ЛАХ.  Не смейся, Гермоген. Всё в Его власти!

ГЕР.    Ты стал таким набожным, Лахес! Я помню тебя совсем другим.

ЛАХ.  Что тут скажешь! Пора уже взяться за ум. Посеять свой дикий овёс, как говорят англичане.

ГЕР.    А овёс уже созрел? Можно сеять?

ЛАХ.  Не знаю, Гермоген! Я не могу прийти в себя. Родной город стал мне чужим! Целый месяц люди плачут на улицах. Дом соседа разрушен. Вся его семья была внутри, а сам он поехал куда-то по делам. Он, бедняга, ещё ничего не знает!

ГЕР.    Видимо, Бог прогневался на его семью.

ЛАХ.  Напрасно. Это были хорошие люди.

ГЕР.    Нам, впрочем, долго везло. Мы пережили две войны, потом эта оккупация, и ничего плохого с нами не случилось.

ЛАХ.  Да, много чего было.

ГЕР.    Много чего всё время бывает, просто мы замечаем лишь то, что относится к нам самим.

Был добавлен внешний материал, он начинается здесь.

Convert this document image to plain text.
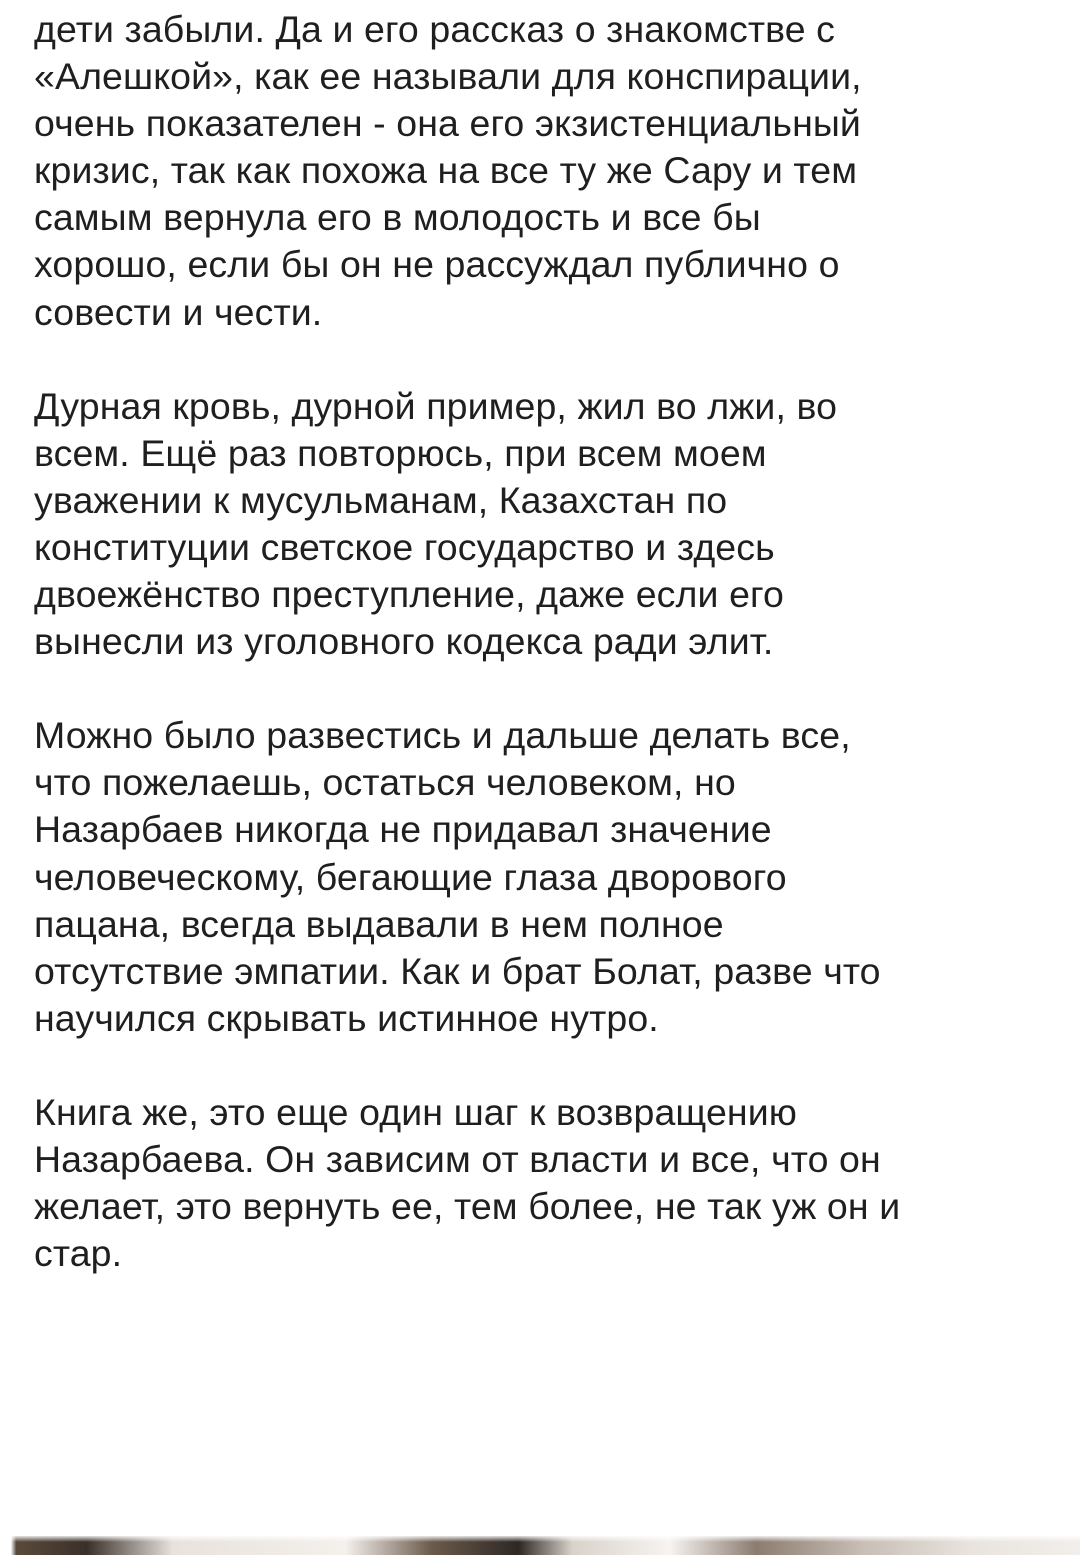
дети забыли. Да и его рассказ о знакомстве с
«Алешкой», как ее называли для конспирации,
очень показателен - она его экзистенциальный
кризис, так как похожа на все ту же Сару и тем
самым вернула его в молодость и все бы
хорошо, если бы он не рассуждал публично о
совести и чести.

Дурная кровь, дурной пример, жил во лжи, во
всем. Ещё раз повторюсь, при всем моем
уважении к мусульманам, Казахстан по
конституции светское государство и здесь
двоежёнство преступление, даже если его
вынесли из уголовного кодекса ради элит.

Можно было развестись и дальше делать все,
что пожелаешь, остаться человеком, но
Назарбаев никогда не придавал значение
человеческому, бегающие глаза дворового
пацана, всегда выдавали в нем полное
отсутствие эмпатии. Как и брат Болат, разве что
научился скрывать истинное нутро.

Книга же, это еще один шаг к возвращению
Назарбаева. Он зависим от власти и все, что он
желает, это вернуть ее, тем более, не так уж он и
стар.
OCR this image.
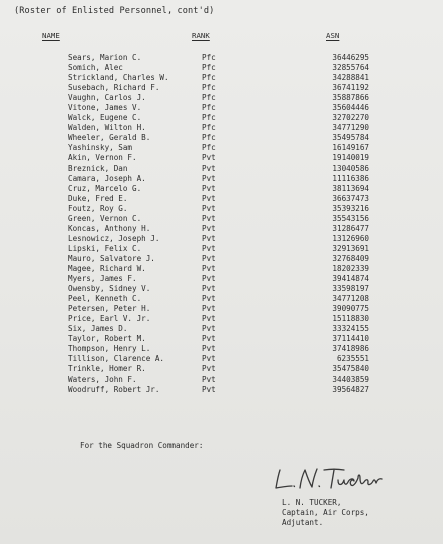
(Roster of Enlisted Personnel, cont'd)
NAME	RANK	ASN
Sears, Marion C.	Pfc	36446295
Somich, Alec	Pfc	32855764
Strickland, Charles W.	Pfc	34288841
Susebach, Richard F.	Pfc	36741192
Vaughn, Carlos J.	Pfc	35887866
Vitone, James V.	Pfc	35604446
Walck, Eugene C.	Pfc	32702270
Walden, Wilton H.	Pfc	34771290
Wheeler, Gerald B.	Pfc	35495784
Yashinsky, Sam	Pfc	16149167
Akin, Vernon F.	Pvt	19140019
Breznick, Dan	Pvt	13040586
Camara, Joseph A.	Pvt	11116386
Cruz, Marcelo G.	Pvt	38113694
Duke, Fred E.	Pvt	36637473
Foutz, Roy G.	Pvt	35393216
Green, Vernon C.	Pvt	35543156
Koncas, Anthony H.	Pvt	31286477
Lesnowicz, Joseph J.	Pvt	13126960
Lipski, Felix C.	Pvt	32913691
Mauro, Salvatore J.	Pvt	32768409
Magee, Richard W.	Pvt	18202339
Myers, James F.	Pvt	39414874
Owensby, Sidney V.	Pvt	33598197
Peel, Kenneth C.	Pvt	34771208
Petersen, Peter H.	Pvt	39090775
Price, Earl V. Jr.	Pvt	15118830
Six, James D.	Pvt	33324155
Taylor, Robert M.	Pvt	37114410
Thompson, Henry L.	Pvt	37418986
Tillison, Clarence A.	Pvt	6235551
Trinkle, Homer R.	Pvt	35475840
Waters, John F.	Pvt	34403859
Woodruff, Robert Jr.	Pvt	39564827
For the Squadron Commander:
L. N. TUCKER,
Captain, Air Corps,
Adjutant.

ЛАХ.  Я не могу забыть фиолетовое облако, сползавшее с горы. Птицы метались по воздуху, как пепел сожжённой рукописи. Было утро, а солнце не смело блистать. Оно лишь растекалось по небу тусклой золотой кляксой. Лоскутья ночи скользили по нему, словно желая стереть его совершенно. А потом явилась эта туча, похожая на звериную лапу. Первый удар был таким сильным, что в первый миг показался мне мягким, почти нежным, будто любящая ладонь качнула колыбель моего дома.

ГЕР.    Я видел всё сам.

ЛАХ.  А где ты был?

ГЕР.    Да тут, на холме. Знаешь, о чём я только что подумал? Ураган лишь проявил для нас ту жестокость, которая всегда царит в мире. Обычно мы не думаем о ней. Мы думаем о приятных вещах. Гуляя по лесу, мы любуемся берёзами, которые мелодично шепчутся на ветру. Мы сравниваем сосны с высокими светильниками. Трава торжественно хрустит, а птицы божественно поют. Мы не думаем о том, что этот самый лес наполнен существами, которые охотятся друг на друга, пожирают друг друга, погибают в агонии. Смотря на море, мы видим превосходную синюю гладь, отражающую тончайшие мысли неба. А про яростную, страшную бойню, которая идёт под этой самой гладью, мы не думаем вовсе.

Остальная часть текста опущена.